Bu zenginliğin yanı sıra yaşanan sosyal gerçeklik de bölge açısından yaşanan 5000 yıllık baş aşağı gidişi izah etmektedir. Başlangıçta imrenilen bu aşk, sonrasında kıskançlıklara, kötülüklere, kavgalara, savaşlara da sebebiyet vermiştir. İnsanlar bu iki aşığa sahip olmak istemiş, adeta onları ayırmak için uğraş vermiştir. Günümüzün trajedisi ise, uygarlığın yine burada kültür değerleri ve sosyal açıdan yok edilmek istenmesidir. Böylelikle tarih bilinci dumura uğratılmak ve son tahlilde halklar köksüzleştirilmek istenmektedir. Uygarlığı kendi yaratan insan yine kendi elleriyle yok etmeye çalışmaktadır. Katliam bu yönüyle amansızdır ve vurduğu her bir eser, bizlerin tarihle ve geçmişle diyaloğunu sağlayan birer canlı varlık olarak yok olmaktadır. 


Uygarlıklar, yarattıkları eserlerle her zaman kendilerini anlatmasını bilmiştir. Nitekim büyümesini ve uygarlaşmasını becerebilen toplumlar, tarihe doğru katılabilen bilinçli toplumlar olmuştur. Doğru başlangıçlar, gerçeklerden ve ispatlanmış doğrulardan güç alan başlangıçlardır. 


Arkeolojik kazılarla ortaya çıkarılan veya kalıntı biçiminde varlığını sürdüren tarihi eserler, tarihin dili ve uygarlıkların mesajlarıdırlar. Bu eserler, ait oldukları coğrafyanın veya halkların ortak çekim merkezi ve duygu odağıdır. Çünkü uygarlıklar, ortaklaşa yaratılan, belli bir zaman ve mekan içerisinde ete kemiğe büründürülen kültürel değerler bütünüdür. Bu değerler yeni nesillere, her zaman gelişmenin ve büyümenin olanaklarını yaratacak, seçici, hazır davranış modelleri ve bilgileri sunarlar. 


"Her birey kendi yaşı kadar değil, atalarının varlığı kadar dünyadadır" 


Egemenlerin sömürgeleştirme ve asimile etme politikaları göz önünde bulundurulduğunda, bahsedilen tarihi eserlerin birer direnç noktası ve moral değer oldukları unutulmamalıdır.
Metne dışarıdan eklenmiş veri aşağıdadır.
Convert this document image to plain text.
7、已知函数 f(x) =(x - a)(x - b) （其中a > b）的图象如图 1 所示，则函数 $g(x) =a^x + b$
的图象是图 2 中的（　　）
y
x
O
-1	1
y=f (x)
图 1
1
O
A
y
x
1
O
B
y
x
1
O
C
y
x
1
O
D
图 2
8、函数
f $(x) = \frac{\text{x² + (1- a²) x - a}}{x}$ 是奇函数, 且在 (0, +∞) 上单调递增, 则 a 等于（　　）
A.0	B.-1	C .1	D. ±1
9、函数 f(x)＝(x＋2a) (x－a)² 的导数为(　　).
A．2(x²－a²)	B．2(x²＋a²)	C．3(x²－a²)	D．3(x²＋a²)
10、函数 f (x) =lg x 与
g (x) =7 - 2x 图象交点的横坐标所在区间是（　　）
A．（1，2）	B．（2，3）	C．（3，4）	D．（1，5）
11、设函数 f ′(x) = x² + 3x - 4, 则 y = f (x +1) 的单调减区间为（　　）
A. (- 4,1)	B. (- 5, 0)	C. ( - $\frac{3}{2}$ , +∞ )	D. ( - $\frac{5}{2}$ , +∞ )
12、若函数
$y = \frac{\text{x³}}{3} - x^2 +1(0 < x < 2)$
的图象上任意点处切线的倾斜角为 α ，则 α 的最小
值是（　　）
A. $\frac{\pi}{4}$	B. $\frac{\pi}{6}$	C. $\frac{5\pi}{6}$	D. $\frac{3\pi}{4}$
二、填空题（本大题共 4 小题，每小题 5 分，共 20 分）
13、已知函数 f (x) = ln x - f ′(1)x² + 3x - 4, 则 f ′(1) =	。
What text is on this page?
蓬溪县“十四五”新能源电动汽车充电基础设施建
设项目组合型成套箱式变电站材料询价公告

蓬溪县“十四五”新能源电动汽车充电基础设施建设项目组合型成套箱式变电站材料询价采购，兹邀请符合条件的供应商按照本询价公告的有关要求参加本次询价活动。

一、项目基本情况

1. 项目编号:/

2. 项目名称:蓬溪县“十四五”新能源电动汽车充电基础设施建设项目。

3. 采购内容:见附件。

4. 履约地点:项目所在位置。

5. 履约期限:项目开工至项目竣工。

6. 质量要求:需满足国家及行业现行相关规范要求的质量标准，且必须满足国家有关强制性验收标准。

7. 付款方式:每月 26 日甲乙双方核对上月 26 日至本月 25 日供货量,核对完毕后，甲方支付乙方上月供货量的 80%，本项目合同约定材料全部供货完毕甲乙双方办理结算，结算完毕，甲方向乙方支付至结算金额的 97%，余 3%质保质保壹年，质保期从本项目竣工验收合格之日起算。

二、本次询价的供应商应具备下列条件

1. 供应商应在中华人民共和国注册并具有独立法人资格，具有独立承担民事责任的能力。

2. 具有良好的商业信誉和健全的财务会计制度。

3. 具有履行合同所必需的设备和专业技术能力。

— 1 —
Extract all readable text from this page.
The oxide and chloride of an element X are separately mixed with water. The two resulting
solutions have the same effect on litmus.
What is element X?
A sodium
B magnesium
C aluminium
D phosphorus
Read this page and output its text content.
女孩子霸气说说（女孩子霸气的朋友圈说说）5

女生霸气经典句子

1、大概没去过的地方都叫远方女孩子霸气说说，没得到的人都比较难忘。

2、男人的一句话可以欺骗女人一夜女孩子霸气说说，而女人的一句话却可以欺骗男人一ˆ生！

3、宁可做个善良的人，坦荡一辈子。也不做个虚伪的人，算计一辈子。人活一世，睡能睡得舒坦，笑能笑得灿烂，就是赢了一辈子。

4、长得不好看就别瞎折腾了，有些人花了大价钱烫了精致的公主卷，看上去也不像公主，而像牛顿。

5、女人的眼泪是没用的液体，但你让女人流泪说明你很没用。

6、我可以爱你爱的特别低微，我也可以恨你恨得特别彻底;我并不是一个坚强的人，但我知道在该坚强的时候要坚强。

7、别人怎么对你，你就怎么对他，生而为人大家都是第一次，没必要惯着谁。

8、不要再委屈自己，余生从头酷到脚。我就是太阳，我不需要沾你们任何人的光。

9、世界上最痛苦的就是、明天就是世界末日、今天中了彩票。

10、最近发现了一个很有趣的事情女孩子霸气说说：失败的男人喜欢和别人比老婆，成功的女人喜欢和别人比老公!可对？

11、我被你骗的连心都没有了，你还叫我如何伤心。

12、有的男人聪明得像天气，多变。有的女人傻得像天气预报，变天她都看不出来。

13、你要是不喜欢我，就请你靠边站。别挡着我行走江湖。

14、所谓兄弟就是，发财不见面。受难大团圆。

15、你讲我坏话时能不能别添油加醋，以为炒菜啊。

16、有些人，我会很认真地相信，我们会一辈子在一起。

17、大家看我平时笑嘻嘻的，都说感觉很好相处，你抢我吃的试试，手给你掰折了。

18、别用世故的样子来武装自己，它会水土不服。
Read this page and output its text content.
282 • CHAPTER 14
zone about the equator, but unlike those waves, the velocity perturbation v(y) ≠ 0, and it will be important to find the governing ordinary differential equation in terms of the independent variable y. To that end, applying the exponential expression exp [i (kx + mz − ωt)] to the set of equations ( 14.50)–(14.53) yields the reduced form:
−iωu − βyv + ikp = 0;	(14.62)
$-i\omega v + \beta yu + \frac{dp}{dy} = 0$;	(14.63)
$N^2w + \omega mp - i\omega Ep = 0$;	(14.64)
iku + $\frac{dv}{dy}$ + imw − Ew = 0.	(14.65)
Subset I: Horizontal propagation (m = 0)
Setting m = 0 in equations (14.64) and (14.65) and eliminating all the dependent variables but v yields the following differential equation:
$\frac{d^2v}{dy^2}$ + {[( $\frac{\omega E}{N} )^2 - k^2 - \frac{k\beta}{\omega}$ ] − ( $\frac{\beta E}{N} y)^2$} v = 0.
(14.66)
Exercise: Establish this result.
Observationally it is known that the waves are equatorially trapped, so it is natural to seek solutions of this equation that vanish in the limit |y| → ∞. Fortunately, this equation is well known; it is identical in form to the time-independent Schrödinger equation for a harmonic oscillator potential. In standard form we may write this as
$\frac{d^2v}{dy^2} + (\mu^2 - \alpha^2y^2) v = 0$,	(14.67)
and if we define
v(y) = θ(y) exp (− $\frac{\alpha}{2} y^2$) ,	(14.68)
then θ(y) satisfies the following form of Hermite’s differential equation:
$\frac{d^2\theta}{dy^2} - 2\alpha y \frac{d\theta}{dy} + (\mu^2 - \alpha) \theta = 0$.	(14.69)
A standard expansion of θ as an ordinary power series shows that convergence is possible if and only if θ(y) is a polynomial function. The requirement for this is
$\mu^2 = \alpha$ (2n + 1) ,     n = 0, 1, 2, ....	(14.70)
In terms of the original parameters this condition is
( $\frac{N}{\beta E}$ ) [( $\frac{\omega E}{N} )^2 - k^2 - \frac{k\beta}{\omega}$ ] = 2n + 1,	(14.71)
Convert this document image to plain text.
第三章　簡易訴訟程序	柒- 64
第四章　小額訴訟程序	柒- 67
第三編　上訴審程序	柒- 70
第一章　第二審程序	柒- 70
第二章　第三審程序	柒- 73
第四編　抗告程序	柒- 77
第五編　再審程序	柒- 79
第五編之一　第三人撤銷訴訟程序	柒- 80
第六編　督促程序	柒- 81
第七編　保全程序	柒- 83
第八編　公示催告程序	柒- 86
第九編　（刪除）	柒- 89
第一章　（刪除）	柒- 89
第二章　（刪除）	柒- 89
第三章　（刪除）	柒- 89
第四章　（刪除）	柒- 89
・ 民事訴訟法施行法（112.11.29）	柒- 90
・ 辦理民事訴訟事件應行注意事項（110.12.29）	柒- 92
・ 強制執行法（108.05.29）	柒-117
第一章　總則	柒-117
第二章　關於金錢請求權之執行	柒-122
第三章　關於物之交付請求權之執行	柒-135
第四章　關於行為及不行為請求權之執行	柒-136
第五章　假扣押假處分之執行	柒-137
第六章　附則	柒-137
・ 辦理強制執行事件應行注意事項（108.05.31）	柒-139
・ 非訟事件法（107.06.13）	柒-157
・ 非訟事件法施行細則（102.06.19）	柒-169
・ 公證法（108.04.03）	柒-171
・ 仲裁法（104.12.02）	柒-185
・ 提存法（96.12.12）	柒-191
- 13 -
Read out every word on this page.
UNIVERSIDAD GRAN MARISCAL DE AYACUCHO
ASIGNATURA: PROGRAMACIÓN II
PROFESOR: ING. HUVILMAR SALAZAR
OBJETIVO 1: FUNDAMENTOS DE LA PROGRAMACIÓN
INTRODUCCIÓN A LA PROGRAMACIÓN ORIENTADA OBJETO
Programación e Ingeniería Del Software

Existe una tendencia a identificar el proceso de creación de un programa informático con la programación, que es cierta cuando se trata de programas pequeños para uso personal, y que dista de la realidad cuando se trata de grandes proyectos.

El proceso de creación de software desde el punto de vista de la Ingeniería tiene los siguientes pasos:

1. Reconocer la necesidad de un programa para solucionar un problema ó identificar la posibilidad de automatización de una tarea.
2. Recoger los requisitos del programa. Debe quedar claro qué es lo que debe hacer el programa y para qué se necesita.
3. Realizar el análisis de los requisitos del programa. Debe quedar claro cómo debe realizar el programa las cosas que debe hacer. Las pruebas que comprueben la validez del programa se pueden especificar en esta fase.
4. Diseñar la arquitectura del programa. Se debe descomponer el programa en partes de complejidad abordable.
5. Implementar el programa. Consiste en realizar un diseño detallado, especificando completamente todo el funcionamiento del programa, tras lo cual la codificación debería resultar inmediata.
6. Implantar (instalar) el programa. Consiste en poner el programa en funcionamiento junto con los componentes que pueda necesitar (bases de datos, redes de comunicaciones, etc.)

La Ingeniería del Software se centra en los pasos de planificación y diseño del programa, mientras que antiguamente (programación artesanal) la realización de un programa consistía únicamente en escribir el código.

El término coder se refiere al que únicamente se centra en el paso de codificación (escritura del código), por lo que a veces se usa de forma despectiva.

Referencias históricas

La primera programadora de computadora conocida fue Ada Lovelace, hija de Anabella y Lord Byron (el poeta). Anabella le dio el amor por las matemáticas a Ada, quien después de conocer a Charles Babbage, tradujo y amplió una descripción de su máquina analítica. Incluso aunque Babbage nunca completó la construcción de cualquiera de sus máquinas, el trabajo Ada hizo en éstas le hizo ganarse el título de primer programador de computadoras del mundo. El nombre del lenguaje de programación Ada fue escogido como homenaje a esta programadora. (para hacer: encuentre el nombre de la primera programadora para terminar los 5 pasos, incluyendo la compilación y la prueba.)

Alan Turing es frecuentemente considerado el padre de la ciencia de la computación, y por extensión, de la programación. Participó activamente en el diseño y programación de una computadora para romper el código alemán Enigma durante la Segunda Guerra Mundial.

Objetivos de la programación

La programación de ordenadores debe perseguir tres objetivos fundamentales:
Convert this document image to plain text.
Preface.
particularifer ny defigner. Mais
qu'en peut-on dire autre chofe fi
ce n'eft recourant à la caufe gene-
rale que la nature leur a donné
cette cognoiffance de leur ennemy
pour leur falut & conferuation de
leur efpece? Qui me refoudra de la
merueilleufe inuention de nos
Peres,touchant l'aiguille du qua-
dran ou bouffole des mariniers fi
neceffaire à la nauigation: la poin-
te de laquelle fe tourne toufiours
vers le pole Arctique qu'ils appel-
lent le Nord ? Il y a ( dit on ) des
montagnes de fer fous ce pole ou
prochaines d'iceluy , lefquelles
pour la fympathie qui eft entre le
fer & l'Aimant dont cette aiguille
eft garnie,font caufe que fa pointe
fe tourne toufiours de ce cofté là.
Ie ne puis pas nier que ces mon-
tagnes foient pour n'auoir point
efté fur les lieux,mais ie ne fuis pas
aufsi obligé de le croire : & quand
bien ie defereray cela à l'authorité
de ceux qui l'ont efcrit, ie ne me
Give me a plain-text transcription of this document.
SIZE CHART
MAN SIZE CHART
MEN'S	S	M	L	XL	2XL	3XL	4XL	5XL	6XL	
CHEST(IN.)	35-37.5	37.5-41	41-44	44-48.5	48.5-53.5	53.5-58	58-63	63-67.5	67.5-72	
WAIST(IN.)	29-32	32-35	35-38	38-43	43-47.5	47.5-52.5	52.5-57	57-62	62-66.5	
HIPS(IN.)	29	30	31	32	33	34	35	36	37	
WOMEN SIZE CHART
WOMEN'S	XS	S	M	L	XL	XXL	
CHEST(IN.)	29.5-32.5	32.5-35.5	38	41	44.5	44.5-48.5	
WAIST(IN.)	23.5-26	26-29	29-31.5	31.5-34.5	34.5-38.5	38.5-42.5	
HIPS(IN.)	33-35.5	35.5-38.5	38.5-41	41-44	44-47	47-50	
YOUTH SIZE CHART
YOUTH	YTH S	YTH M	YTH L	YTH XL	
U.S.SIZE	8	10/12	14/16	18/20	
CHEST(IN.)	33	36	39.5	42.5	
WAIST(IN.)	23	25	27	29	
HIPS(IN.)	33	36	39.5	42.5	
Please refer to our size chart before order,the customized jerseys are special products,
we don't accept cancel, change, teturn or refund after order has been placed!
Aksine savrulmak, egemen kültür içerisinde yozlaşmak ve her türlü imhaya açık olmak, toplumları bekleyen kaçınılmaz bir son olarak belirir. 


Çalınan eserler, sular altında kalan antik kentler, yıkılan köprüler, onarımsızlıktan dolayı dökülen sayılı eserlerin yanı sıra, yok olanların ve toprağa gömülenlerin, bugün Batı'da bulunan birçok müzede, Mezopotamya uygarlığına ait tarihi eserlerin bulunması tesadüfi değildir. Eserlerin kullanılmasında hem ticari bir mantık güdülmekte, hem içi boşaltılarak salt bir gösterim objesi olarak kullanılmakta ve hem de bölge halklarının kendi tarihsel değerlerinden koparılması amaçlanmaktadır. 


Bu topraklardaki yükseliş müthiş olduğu kadar, düşüş de oldukça trajiktir. Ama tarih, bu yükselişleri ve düşüşleri bir biçimde günümüze kadar saklayarak korumasını bilmiştir. 


Bu zenginliğe karşı girişilen barbarca yönelimler, aslında Dicle-Fırat boylarının, günümüzde yaşanan sosyal cüceliğini yeniden tarihe yaraşır bir yüceliğe ulaştıracağına duyulan öfkedir. Bu toprakların, tarihte olduğu gibi yeniden insanlığa yol gösterici olmasından duyulan büyük bir korku vardır. 


Benim istediğim şey; yarınımızı yaratmak için ihtiyacımız olan tarihimize sahip çıkmak, geçmişi aydınlatmak, dolayısıyla geleceğe ışık tutmak için dünya tarihinin kalbi sayılabilecek bu bölgenin; mitler, dinler, bilim, sanat gerçekliğinde ne denli önemli olduğunu vurgulayabilmektir.